Jair Bolsonaro; Alexandre Ramagem, ex-diretor da Abin e deputado federal; Almir Garnier, ex-comandante da Marinha; Anderson Torres, ex-ministro da Justiça; Augusto Heleno, ex-ministro da GSI; Paulo Sérgio Nogueira, ex-ministro da Defesa; Walter Braga Neto, ex-ministro; e Mauro Cid, ex-ajudante de ordens de Bolsonaro.
Quanto volta o julgamento
Nas próximas terça e quarta, os ministros dão os votos. No dia 12 próximo, a sentença será dada.
Argumentos apresentados ontem
Heleno
afastamento e perda de influência: a defesa alegou que o ex-ministro se afastou de Jair Bolsonaro e que, por isso, perdeu influência na reta final do governo, em meio à aproximação do Centrão com a gestão anterior. A defesa enfatizou que Heleno não participou de nenhuma reunião do ex-presidente com a cúpula militar e negou qualquer participação dele na trama golpista.
Bolsonaro
protocolos nunca acionados: a equipe do ex-presidente apontou cerceamento de defesa. Criticou o prazo para analisar as provas e disse que faltou paridade de armas com a acusação. E defendeu que não houve ato concreto ou comando para viabilizar decretos que previam estado de defesa ou de sítio.

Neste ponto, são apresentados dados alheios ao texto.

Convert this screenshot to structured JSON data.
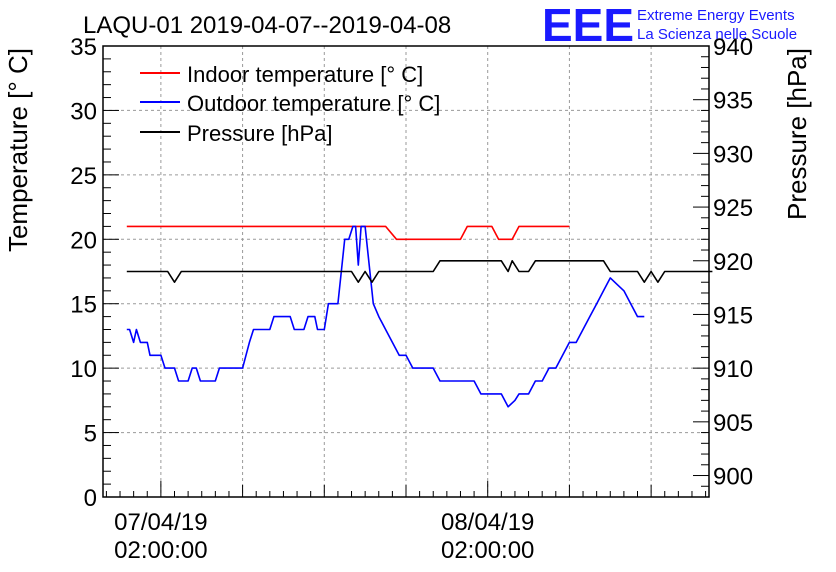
{
  "chart_data": {
    "type": "line",
    "title": "LAQU-01 2019-04-07--2019-04-08",
    "xlabel": "",
    "ylabel": "Temperature [° C]",
    "ylabel_right": "Pressure [hPa]",
    "ylim": [
      0,
      35
    ],
    "ylim_right": [
      898,
      940
    ],
    "xlim_hours": [
      -4.25,
      40.25
    ],
    "y_ticks": [
      "0",
      "5",
      "10",
      "15",
      "20",
      "25",
      "30",
      "35"
    ],
    "y_ticks_right": [
      "900",
      "905",
      "910",
      "915",
      "920",
      "925",
      "930",
      "935",
      "940"
    ],
    "x_tick_hours": [
      0,
      24
    ],
    "x_ticks": [
      {
        "date": "07/04/19",
        "time": "02:00:00"
      },
      {
        "date": "08/04/19",
        "time": "02:00:00"
      }
    ],
    "grid": true,
    "legend_position": "top-left",
    "series": [
      {
        "name": "Indoor temperature [° C]",
        "color": "#ff0000",
        "axis": "left",
        "points": [
          [
            -2.5,
            21
          ],
          [
            16.5,
            21
          ],
          [
            17.3,
            20
          ],
          [
            22,
            20
          ],
          [
            22.5,
            21
          ],
          [
            24.3,
            21
          ],
          [
            24.8,
            20
          ],
          [
            25.8,
            20
          ],
          [
            26.3,
            21
          ],
          [
            30,
            21
          ]
        ]
      },
      {
        "name": "Outdoor temperature [° C]",
        "color": "#0000ff",
        "axis": "left",
        "points": [
          [
            -2.5,
            13
          ],
          [
            -2.3,
            13
          ],
          [
            -2,
            12
          ],
          [
            -1.8,
            13
          ],
          [
            -1.5,
            12
          ],
          [
            -1,
            12
          ],
          [
            -0.8,
            11
          ],
          [
            0,
            11
          ],
          [
            0.3,
            10
          ],
          [
            1,
            10
          ],
          [
            1.3,
            9
          ],
          [
            2,
            9
          ],
          [
            2.3,
            10
          ],
          [
            2.6,
            10
          ],
          [
            2.9,
            9
          ],
          [
            4,
            9
          ],
          [
            4.3,
            10
          ],
          [
            6,
            10
          ],
          [
            6.5,
            12
          ],
          [
            6.8,
            13
          ],
          [
            8,
            13
          ],
          [
            8.3,
            14
          ],
          [
            9.5,
            14
          ],
          [
            9.8,
            13
          ],
          [
            10.5,
            13
          ],
          [
            10.8,
            14
          ],
          [
            11.3,
            14
          ],
          [
            11.5,
            13
          ],
          [
            12,
            13
          ],
          [
            12.3,
            15
          ],
          [
            13,
            15
          ],
          [
            13.3,
            18
          ],
          [
            13.5,
            20
          ],
          [
            13.8,
            20
          ],
          [
            14.1,
            21
          ],
          [
            14.3,
            21
          ],
          [
            14.5,
            18
          ],
          [
            14.7,
            21
          ],
          [
            15,
            21
          ],
          [
            15.3,
            18
          ],
          [
            15.6,
            15
          ],
          [
            16,
            14
          ],
          [
            16.5,
            13
          ],
          [
            17,
            12
          ],
          [
            17.5,
            11
          ],
          [
            18,
            11
          ],
          [
            18.5,
            10
          ],
          [
            20,
            10
          ],
          [
            20.5,
            9
          ],
          [
            23,
            9
          ],
          [
            23.5,
            8
          ],
          [
            25,
            8
          ],
          [
            25.5,
            7
          ],
          [
            26,
            7.5
          ],
          [
            26.3,
            8
          ],
          [
            27,
            8
          ],
          [
            27.5,
            9
          ],
          [
            28,
            9
          ],
          [
            28.5,
            10
          ],
          [
            29,
            10
          ],
          [
            29.5,
            11
          ],
          [
            30,
            12
          ],
          [
            30.5,
            12
          ],
          [
            31,
            13
          ],
          [
            31.5,
            14
          ],
          [
            32,
            15
          ],
          [
            32.5,
            16
          ],
          [
            33,
            17
          ],
          [
            33.5,
            16.5
          ],
          [
            34,
            16
          ],
          [
            34.5,
            15
          ],
          [
            35,
            14
          ],
          [
            35.5,
            14
          ]
        ]
      },
      {
        "name": "Pressure [hPa]",
        "color": "#000000",
        "axis": "right",
        "points": [
          [
            -2.5,
            919
          ],
          [
            0.5,
            919
          ],
          [
            1,
            918
          ],
          [
            1.5,
            919
          ],
          [
            12,
            919
          ],
          [
            14,
            919
          ],
          [
            14.5,
            918
          ],
          [
            15,
            919
          ],
          [
            15.5,
            918
          ],
          [
            16,
            919
          ],
          [
            20,
            919
          ],
          [
            20.5,
            920
          ],
          [
            25,
            920
          ],
          [
            25.5,
            919
          ],
          [
            25.8,
            920
          ],
          [
            26.3,
            919
          ],
          [
            27,
            919
          ],
          [
            27.5,
            920
          ],
          [
            32.5,
            920
          ],
          [
            33,
            919
          ],
          [
            35,
            919
          ],
          [
            35.5,
            918
          ],
          [
            36,
            919
          ],
          [
            36.5,
            918
          ],
          [
            37,
            919
          ],
          [
            40.5,
            919
          ]
        ]
      }
    ]
  },
  "logo": {
    "text": "EEE",
    "line1": "Extreme Energy Events",
    "line2": "La Scienza nelle Scuole",
    "color": "#1a1aff"
  }
}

As discussões não teriam passado de conjecturas.
Nogueira
posição contrária a medidas: A defesa afirmou que o ex-ministro da Defesa atuou para dissuadir Bolsonaro de medidas de exceção e aconselhou o reconhecimento do resultado das eleições de 2022. O advogado também disse que o general “não fazia parte dessa organização criminosa” e, por isso, “sofreu ataques virtuais” de membros do bolsonarismo.
Braga Netto
vícios na delação de Cid: O advogado José Luís Oliveira Lima criticou o prazo para acesso a provas e a decisão de Moraes de não permitir a gravação da acareação entre seu cliente e Mauro Cid. A defesa pediu a anulação da delação do ex-ajudante de ordens, citando vícios, como a ausência do Ministério Público na negociação do acordo, e as mudanças de versão de Cid sobre uma reunião na casa do general.
Resumo do 1º dia de julgamento
Mauro Cid: Defesa sustentou validade da delação premiada, negou coação e afirmou que Cid não conhecia o Plano Punhal Verde e Amarelo.
Alexandre Ramagem: Defesa disse que o deputado e ex-chefe da Abin não orientou Bolsonaro em ações antidemocráticas e que documento apreendido era um compilado de críticas já emitidas pelo ex-presidente.
Almir Garnier: Defesa afirmou que a reunião citada na denúncia, em que o ex-comandante da Marinha teria colocado tropas à disposição do plano em 7 de dezembro de 2022, “nunca existiu” e defendeu a rescisão da delação de Mauro Cid.
Anderson Torres: Defesa disse que o documento encontrado em sua casa, prevendo estado de defesa no TSE e criação de uma “Comissão de Regularidade Eleitoral”, teve peso descomunal, já circulava na internet e negou envolvimento da PRF contra a lisura do pleito de 2022.